Roads Management Insights concepts

The Roads Management Insights data models are built by combining different information sources to provide insights into road congestion.

Road congestion

The Roads Management Insights data models for trip duration and speed reading are built by combining different information sources:

  • Aggregated maps data: The most critical source is aggregated, anonymized data from Google Maps, which allows Google Maps to calculate the real-time speed of vehicles on roads around the world.

  • Historical traffic data: Over time, the aggregated user data is used to build historical traffic patterns, which help the system understand the "normal" traffic for a specific road at any given time and day of the week.

  • Supplemental data: Historical data is combined with other data, including third-party information from partners like local Departments of Transportation, as well as real-time user feedback from Maps users reporting incidents like crashes or construction.

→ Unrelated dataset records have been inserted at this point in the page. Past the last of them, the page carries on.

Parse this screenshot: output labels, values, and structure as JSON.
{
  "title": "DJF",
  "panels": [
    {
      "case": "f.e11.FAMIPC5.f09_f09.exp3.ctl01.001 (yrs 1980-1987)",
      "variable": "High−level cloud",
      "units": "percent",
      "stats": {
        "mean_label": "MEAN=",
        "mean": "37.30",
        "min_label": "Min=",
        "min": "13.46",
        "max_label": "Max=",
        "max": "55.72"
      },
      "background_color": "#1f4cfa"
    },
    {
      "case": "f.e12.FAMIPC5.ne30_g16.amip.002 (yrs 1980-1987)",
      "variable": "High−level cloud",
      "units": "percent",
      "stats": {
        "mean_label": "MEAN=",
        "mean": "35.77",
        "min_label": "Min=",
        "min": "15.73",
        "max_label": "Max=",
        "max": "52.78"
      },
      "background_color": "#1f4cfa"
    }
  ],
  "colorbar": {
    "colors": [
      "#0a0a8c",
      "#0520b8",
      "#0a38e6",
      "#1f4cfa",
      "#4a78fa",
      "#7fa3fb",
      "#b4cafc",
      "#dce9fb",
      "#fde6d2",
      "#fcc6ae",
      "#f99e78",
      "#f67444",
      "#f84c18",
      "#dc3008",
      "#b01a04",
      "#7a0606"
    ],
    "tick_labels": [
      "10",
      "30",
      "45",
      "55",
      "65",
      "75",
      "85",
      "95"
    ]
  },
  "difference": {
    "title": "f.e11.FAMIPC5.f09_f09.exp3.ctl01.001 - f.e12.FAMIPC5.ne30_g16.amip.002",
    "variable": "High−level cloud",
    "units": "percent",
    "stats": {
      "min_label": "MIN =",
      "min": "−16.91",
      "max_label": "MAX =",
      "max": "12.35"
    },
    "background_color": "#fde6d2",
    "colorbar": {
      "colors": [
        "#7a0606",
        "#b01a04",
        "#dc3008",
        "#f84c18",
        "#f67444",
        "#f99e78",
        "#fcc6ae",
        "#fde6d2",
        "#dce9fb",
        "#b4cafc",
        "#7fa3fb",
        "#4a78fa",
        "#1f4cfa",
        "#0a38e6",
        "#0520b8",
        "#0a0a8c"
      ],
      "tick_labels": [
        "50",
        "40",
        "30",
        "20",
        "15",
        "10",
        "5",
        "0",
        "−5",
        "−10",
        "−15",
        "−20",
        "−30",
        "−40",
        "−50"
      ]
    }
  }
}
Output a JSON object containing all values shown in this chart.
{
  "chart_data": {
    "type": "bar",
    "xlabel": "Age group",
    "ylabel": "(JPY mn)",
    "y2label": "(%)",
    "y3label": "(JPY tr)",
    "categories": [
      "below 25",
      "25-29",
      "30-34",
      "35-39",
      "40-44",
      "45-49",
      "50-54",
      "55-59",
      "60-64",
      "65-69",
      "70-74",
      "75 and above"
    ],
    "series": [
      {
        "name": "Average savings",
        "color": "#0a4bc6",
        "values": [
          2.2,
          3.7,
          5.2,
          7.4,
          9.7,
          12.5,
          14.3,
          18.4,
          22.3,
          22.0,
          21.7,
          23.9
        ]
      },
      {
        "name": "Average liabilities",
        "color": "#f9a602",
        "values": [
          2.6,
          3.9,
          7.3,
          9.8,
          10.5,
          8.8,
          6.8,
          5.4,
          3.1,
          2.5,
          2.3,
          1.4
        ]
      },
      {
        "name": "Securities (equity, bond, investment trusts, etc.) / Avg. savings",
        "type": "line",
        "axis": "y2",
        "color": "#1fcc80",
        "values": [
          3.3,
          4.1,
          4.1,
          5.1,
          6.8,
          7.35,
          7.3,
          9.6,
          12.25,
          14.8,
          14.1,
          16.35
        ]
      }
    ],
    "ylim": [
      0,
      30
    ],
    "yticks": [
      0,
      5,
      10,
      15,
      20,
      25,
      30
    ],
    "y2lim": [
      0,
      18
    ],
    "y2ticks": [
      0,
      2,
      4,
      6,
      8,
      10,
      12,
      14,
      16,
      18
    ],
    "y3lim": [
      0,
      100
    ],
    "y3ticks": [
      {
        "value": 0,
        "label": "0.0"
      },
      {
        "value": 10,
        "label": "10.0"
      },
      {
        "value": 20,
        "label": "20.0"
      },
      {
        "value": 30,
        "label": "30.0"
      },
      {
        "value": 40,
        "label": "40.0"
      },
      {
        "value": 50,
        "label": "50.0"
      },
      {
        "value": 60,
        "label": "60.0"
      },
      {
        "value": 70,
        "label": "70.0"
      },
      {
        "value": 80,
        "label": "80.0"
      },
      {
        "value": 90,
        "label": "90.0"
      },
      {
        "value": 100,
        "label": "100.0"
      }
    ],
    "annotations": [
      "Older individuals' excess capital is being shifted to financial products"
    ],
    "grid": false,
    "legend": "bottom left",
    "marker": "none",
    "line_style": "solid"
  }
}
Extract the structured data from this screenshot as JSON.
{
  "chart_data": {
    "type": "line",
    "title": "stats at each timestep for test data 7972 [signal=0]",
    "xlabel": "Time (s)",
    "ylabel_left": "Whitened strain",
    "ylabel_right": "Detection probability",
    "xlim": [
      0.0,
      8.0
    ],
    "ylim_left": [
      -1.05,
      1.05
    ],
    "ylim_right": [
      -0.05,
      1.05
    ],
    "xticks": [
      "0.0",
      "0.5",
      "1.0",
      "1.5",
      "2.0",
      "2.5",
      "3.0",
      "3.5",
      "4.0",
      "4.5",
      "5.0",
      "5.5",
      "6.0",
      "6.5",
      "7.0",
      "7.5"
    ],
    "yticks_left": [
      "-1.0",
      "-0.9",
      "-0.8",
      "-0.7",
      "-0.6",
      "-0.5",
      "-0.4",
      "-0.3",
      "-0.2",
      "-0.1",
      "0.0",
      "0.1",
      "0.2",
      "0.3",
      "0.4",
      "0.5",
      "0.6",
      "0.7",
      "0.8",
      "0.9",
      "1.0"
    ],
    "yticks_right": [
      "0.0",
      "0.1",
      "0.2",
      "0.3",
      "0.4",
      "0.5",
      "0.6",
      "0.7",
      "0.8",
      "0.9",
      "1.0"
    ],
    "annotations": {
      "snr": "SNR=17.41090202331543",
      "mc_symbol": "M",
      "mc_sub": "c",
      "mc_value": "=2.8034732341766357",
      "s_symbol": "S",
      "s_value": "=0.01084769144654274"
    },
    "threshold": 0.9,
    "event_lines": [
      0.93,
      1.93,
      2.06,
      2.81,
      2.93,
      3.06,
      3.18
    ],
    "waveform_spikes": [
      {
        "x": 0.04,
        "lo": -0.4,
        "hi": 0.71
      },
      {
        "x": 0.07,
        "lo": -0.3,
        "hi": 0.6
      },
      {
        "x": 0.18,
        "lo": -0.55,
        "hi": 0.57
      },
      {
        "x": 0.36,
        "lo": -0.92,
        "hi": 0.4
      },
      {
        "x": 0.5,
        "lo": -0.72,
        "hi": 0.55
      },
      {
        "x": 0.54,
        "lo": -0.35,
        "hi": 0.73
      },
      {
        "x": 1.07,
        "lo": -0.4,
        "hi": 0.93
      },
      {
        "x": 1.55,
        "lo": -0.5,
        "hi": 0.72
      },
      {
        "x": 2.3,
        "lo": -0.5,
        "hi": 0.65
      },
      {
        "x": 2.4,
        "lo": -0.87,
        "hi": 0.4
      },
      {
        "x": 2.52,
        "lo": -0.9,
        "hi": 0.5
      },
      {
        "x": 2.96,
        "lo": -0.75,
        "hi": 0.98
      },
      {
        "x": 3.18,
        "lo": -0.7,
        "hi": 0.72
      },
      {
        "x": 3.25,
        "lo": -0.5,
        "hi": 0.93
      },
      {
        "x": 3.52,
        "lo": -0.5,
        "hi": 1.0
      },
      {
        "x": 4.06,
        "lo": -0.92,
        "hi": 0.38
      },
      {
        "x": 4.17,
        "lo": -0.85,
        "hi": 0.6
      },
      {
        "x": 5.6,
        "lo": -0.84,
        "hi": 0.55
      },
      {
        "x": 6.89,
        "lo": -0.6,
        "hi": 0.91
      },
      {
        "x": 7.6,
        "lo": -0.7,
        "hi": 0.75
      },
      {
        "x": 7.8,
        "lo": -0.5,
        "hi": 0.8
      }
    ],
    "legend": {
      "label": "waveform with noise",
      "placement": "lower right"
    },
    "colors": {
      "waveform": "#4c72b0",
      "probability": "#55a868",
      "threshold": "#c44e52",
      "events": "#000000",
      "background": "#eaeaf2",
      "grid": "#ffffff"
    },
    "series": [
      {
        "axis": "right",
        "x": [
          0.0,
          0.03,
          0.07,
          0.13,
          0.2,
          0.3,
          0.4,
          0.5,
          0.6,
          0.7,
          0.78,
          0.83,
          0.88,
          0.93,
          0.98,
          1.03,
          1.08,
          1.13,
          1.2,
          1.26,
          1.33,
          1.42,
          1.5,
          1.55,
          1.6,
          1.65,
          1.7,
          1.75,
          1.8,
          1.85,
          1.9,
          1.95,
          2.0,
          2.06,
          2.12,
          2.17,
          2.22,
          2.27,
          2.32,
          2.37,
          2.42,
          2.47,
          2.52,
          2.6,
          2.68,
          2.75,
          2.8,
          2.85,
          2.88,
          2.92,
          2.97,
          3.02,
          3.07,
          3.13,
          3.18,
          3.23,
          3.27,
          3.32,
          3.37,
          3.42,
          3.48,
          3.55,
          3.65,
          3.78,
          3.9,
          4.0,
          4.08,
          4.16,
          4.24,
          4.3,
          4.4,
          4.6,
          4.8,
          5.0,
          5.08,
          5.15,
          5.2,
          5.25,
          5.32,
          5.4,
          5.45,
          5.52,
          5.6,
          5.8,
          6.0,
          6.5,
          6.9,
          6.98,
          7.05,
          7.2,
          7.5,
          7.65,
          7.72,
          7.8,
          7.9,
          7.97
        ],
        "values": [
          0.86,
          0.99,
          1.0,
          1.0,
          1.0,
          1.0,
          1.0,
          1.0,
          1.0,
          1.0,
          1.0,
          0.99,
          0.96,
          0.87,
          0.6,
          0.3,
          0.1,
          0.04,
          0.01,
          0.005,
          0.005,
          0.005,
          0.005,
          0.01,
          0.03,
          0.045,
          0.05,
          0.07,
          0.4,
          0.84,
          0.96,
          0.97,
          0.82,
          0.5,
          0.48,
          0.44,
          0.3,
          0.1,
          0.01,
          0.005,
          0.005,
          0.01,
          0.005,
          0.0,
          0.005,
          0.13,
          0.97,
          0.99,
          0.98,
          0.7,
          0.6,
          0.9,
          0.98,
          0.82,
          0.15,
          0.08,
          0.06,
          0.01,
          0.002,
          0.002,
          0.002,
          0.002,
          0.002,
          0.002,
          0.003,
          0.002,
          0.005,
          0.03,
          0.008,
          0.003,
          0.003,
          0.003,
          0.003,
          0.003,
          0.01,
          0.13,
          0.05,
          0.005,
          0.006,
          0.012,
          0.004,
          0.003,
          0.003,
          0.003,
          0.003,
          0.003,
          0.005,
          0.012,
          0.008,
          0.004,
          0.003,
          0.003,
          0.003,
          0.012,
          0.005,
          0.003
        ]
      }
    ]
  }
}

AI combines these information sources together to understand current conditions with real-time data, and to provide baseline predictions with historical data. This fusion is key for how routes are predicted, for example:

  • Short routes depend largely on current, real-time information
  • Longer routes use advanced AI modeling, where nearby segments are predicted using real-time data, while more-distant segments rely more heavily on historical patterns.
  • Roads with limited real-time signals rely more heavily on its historical data to predict slowdowns.

BigQuery tables

To query the accumulated data for trip duration and speed, see the historical_travel_time table in BigQuery.